Toño vivía lejos, en bus habría tardado casi una hora, pero cogió un taxi y llegó en veinte minutos. Yo me estaba bañando. Debía haber gastado toda su plata de la semana. Toño puso la película en el televisor de la sala y Milagros se encerró en su cuarto: hasta mañana, dijo. Salí en pijama, olorosa a jabón. Antes de sentarme fui a la cocina por un ron de Guatemala que Milagros había traído. Primero me empiné la botella y después serví en un vaso para Toño, que apenas se mojó los labios. Me senté, y enseguida me le encaramé encima. Ni supe qué película había puesto. La primera vez me vine yo, la segunda, él. Cuando terminamos, Toño me dijo: cásate conmigo. No puedo. ¿Por qué? Por el trabajo. ¿Qué tiene que ver? Te dejaría solo mucho tiempo y me muero de celos imaginando que, cuando no estoy, me reemplazas con otra. Para mí eres irremplazable. Ahora, pero cuando te deje solo vas a ver que no. Vámonos a Canadá. Canadá está llena de viejos. Deja el trabajo. Jamás. ¿Pero por qué? Jamás de los jamases.

Se fue.

Todavía llovía: por la ventana, las luces de la calle se veían deformes. Enfrente había un gran letrero luminoso de un restaurante de pollo frito, que esa noche era un manchón sin forma. Me acerqué al vidrio, lo limpié con la mano y miré abajo: ahí estaba Toño, parado en la esquina, mirando a cada lado de la calle esperando a que pasara algo. No pasaba nada.

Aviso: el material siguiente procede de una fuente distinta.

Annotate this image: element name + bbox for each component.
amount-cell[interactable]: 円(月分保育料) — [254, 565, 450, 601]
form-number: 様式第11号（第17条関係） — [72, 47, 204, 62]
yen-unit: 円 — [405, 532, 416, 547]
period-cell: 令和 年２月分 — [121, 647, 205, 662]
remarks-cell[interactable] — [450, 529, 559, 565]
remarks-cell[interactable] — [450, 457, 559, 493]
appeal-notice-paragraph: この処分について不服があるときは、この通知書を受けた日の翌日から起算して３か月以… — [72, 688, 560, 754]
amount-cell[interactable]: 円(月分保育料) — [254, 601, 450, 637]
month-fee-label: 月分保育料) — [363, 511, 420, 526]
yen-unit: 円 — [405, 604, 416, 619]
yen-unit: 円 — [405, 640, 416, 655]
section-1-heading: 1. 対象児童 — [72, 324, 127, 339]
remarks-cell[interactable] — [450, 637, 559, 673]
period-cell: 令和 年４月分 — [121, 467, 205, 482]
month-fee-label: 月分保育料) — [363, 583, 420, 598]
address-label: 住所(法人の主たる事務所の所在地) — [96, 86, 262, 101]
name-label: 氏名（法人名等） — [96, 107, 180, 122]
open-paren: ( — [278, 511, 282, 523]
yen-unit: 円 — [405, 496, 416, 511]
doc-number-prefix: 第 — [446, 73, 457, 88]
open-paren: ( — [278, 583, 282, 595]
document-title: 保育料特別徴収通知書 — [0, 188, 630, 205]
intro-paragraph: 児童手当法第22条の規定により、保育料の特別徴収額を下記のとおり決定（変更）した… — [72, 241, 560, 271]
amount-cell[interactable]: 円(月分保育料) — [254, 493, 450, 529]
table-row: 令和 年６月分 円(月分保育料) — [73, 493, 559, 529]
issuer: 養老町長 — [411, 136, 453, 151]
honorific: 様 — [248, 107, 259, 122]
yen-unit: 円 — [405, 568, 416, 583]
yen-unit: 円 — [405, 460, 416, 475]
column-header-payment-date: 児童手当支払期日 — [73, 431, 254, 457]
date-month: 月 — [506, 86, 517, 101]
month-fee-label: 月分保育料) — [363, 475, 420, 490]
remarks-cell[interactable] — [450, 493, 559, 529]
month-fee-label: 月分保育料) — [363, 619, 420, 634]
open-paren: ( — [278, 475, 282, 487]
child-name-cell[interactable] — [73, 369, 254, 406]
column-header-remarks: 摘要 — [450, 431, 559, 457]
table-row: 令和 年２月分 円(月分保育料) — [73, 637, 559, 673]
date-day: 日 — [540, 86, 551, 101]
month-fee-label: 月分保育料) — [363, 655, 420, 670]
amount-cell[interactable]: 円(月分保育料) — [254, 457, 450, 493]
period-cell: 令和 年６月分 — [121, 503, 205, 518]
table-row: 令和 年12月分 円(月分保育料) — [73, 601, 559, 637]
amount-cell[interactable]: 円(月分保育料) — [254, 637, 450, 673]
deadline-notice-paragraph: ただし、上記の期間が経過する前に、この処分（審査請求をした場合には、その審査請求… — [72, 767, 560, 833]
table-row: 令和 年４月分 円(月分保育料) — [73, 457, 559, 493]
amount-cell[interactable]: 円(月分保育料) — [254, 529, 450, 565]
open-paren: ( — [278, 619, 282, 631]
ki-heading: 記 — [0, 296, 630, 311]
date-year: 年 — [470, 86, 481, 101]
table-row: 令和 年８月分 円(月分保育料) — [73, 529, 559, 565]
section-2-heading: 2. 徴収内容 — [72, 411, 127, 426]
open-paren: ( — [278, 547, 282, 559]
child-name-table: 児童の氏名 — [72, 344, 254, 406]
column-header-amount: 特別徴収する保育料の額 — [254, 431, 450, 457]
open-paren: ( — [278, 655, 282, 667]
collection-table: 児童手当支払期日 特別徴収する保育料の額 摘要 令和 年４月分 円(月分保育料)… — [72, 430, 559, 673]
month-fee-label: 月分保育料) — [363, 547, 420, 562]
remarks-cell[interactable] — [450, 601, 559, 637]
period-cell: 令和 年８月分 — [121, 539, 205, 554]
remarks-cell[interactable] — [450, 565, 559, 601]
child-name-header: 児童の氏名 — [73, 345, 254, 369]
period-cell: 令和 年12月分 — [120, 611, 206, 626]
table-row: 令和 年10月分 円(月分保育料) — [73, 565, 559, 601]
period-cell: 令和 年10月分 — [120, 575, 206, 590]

Pensé en abrir la ventana y gritarle que subiera. Pensé en abrir la ventana y gritarle que sí. Pero lo que hice fue prender un cigarrillo y, sin dejar de mirarlo, imaginar mi vida con él. Así:

Llueve. Salgo del aeropuerto rumbo a un apartamento chiquito en un barrio alejado, con vista a una ciénaga podrida. Tengo bolsas plásticas en la cartera para envolverme los pies a la bajada de bus, así los tacones no se me empatan de barro cuando camine hasta el edificio. Rumbo al edificio me tropiezo con niñitos gritones chapoteando en las veredas; me ensordece el vallenato que sale de las casas bajas y chiquitas y de luz amarillenta. Huele a frito, huele a ron, huele a ciénaga podrida, huele a pobre. Hola, mi amor, me abre Toño: lleva en los brazos a un crío que se sorbe los mocos. En un rato ese mismo crío estará sorbiéndome las tetas. Después comeremos lentejas claruchentas y nos iremos a la cama y apagaré la luz. Toño se pegará a mi espalda, me abrazará por la cintura y me dirá al oído: algún día saldremos de acá. Y yo: acá nos quedaremos hasta que pase un huracán.

Cuando terminé el cigarrillo Toño seguía ahí, pero yo no.